Pacifier penalties. In my experience, a pacifier causes as many problems as it solves. A baby who is put to sleep with a pacifier will wake up from a shallow sleep state when his prop is lost. He can't doze off without it, yet he can't find it on his own. You're better off to put your baby to bed without a pacifier and avoid this trap altogether.

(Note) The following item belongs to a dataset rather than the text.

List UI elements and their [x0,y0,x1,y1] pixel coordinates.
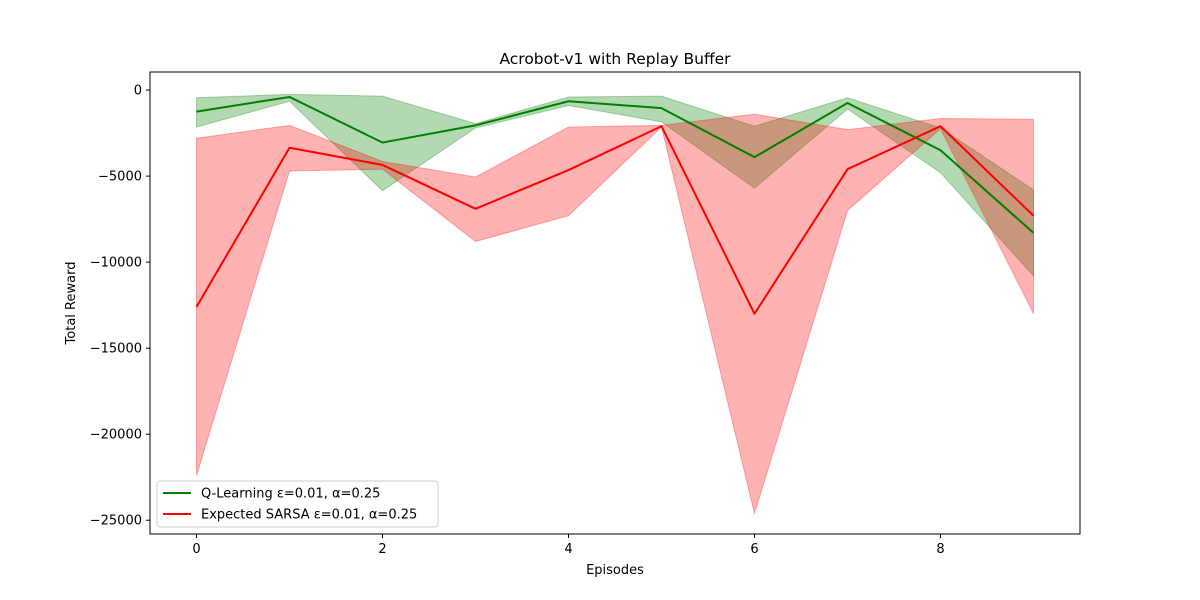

Weed out nighttime feedings. Many parents assume that a baby wakes up at night because he's hungry. According to the American Academy of Pediatrics, by the time your baby is four months of age, he should be able to go eight hours without feeding. But what if your baby disagrees with the American Academy of Pediatrics and continues to want to feed in the night? Ask your pediatrician whether your baby is gaining well enough to skip a nighttime feeding. In reality, most babies wake up because they've reached a shallow level of sleep and don't know how to get back to sleep without you. They nurse to go back to sleep, not to satisfy hunger. To help your baby learn how to fall back asleep soundly when he's in a shallow sleep, give him an opportunity to comfort himself when he begins to squirm. Don't rush in. If it doesn't look like he's able to get back to sleep, then go and comfort him. But remember to put him back in the crib while he's awake so he gains the experience of falling asleep independently.
One strategy that has helped many babies under my care to sleep longer is to give the little one an extra feeding before you go to bed. You should be able to quietly feed the baby without actually waking him up.